Thursday, July 02, 2026

What Are You Celebrating?

 

                                                    What Are You Celebrating?

                                                         Junious Ricardo Stanton


            The United States will hold a huge celebration for the two hundred fiftieth anniversary of the founding of this nation. Many Blacks will be caught up in the celebrations, the festivities and merriment. But when we think about our experiences in this hemisphere even before the nation was founded, what do we have to celebrate and why are we overlooking the horrors we have experienced, the crimes against humanity this nation and its leadership or more correctly its mis-leadership have committed during its existence as a sovereign nation. What exactly are we as Africans in America celebrating?

            I get it, a day off being able to be with friends and family are a great way to pass the time and I realize we should not remain focused entirely on the past; nevertheless, we need to acknowledge what we have come through and honestly ask ourselves have conditions and the consciousness of this nation changed enough for us to think and believe we are an integral part of this nation?

            We are here but are we really a part of America? Our people have fought in every major war, but do you know the United States has been at war with one group or nation eighty-six percent of its existence since it was founded?! https://www.thenews.pk/print/1402664-us-has-been-at-war-for-86pc-of-its-history. The fact of the matter is during the colonial era successive wars were fought between the European nation states as well as the indigenous people who were living on this land thousands of years before Europeans came here! These people love war, is this something you think is worthy of celebration? 

            Black people have been in this hemisphere before the first kidnaped Blacks landed in English colonial Virginia in 1619. Africans were here with the European soldiers of fortune who came to settle, plunder and pillage this land in the sixteenth century. Blacks came to Virginia in 1619 as captives aboard a Portuguese Man o’ War (manned by pirates and thieves) who were exchanged for vittles and supplies with the British settler/invaders.

            These early African arrivals were treated as indentured servants who later were “integrated” into Jamestown colonial life and were able to advance by their efforts because they were skilled farmers and craftsmen with no racial stigma attached to them; that would come later. According to historian Lerone Bennett Jr these early Africans eventually petitioned the colonial government for their freedom and won. In some instances, Africans attained higher status than many European indentured servants. Read Before The Mayflower by Lerone Bennett Jr to see how the first Africans lived, survived and worked in their new environment.
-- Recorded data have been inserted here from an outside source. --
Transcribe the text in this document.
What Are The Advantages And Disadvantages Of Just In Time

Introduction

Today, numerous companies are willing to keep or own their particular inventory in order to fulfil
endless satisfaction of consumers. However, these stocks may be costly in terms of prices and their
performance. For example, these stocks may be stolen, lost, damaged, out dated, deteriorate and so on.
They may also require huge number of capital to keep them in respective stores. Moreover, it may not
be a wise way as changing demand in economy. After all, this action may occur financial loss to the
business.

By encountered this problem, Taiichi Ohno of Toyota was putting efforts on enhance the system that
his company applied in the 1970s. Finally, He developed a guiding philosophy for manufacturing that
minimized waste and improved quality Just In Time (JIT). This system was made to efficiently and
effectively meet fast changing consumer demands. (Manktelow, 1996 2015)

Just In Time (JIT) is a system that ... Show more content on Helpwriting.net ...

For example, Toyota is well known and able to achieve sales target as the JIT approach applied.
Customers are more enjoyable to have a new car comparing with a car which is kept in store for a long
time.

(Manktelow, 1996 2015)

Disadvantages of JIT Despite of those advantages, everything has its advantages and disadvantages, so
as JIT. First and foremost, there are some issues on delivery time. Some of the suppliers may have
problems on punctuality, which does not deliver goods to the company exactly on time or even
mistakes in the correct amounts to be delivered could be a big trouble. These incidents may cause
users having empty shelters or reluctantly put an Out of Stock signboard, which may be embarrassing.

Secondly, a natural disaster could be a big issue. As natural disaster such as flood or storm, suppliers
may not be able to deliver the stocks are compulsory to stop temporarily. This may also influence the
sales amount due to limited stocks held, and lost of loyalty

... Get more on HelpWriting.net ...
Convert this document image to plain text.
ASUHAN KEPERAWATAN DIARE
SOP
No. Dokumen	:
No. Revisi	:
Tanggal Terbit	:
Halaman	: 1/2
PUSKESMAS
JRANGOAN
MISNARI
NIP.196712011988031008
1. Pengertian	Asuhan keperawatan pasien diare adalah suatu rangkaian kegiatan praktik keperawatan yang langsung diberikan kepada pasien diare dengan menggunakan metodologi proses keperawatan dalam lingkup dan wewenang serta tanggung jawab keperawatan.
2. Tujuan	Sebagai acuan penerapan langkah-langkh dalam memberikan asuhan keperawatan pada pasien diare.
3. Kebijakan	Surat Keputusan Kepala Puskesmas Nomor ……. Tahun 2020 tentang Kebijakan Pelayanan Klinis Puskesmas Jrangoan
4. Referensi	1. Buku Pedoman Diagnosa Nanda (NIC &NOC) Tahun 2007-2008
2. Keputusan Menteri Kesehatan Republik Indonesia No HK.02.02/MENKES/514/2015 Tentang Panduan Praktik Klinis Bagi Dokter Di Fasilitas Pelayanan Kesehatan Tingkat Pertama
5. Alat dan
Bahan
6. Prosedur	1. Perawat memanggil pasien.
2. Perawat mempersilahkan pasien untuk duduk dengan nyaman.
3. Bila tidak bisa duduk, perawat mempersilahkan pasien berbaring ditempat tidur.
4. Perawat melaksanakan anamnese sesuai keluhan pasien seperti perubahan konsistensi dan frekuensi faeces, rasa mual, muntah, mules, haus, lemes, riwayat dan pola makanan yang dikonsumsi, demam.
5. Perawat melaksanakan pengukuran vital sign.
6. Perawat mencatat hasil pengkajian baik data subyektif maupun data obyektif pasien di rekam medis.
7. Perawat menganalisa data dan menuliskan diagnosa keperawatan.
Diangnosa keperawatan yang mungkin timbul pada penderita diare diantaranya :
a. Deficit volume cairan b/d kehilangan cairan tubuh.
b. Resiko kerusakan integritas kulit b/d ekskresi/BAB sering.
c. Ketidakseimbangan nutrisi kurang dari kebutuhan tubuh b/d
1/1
            However, the colonial owners and investors were looking for greater profits and they saw a huge disadvantage and security risk keeping Whites on the bottom of the social order. First, they needed them as cannon fodder for their genocide of the indigenous people and the occupation of their lands. They also feared more rebellions and revolts. They feared Whites uniting with indigenous people and Africans to resist the brutal and exploitative colonial infrastructure which had happened on numerous occasions.  Plus only a little over half of the Whites actually lived to finish out their indenture contracts and get their land, tobacco and seeds because working conditions were so brutal. https://lsintspl3.wgbh.org/en-us/lesson/ush22-il-baconsrebellion/4

So, a fateful decision was made by the ruling class to use mainly African labor and to institutionalize and systematize them into an inferior status first based on their not being Christians but later on skin pigmentation. It went from bad to worse as additional colonial governments passed laws mandating and consigning Blacks into repressive subjugation and inferior status under oppressive policies that legalized perpetual bondage/enslavement with no rights or privileges. This is a fact. It is an integral part of this nation’s history. Now Donald Trump wants to white-wash and suppress this truth. Is this what you are celebrating? How does this make you feel?

 When the US Constitution was written and ratified even though the word slavery was never mentioned, the “peculiar institution” was codified into the law of the land.  Contained in that document: Article I Sections 2 and 9 and Article IV Section 2 made Black enslavement the law and profitable source of revenue because the Constitution allowed for a tax not to exceed ten dollars to be imposed for each “person” imported. Read it for yourself. Is this what you and your family and friends are celebrating?

The mindset and “values” imbedded in the Constitution set the tone and tenor for our sojourn in America until this present day! Even after so called Reconstruction, the Thirteenth Amendment did not totally abolish slavery, the Fourteenth Amendment has not provided equal protection under the law and the Fifteenth Amendment certainly has not guaranteed us the right to vote, as we see with the machinations to suppress our vote today! Are you celebrating this?

Do you think this history of wars, genocide and slavery are worth celebrating? In my opinion we should be engaged in protracted struggle to protect and empower ourselves to ensure our human rights. But as with anything the choice is up to us, partying or standing up for ourselves. Which will you choose?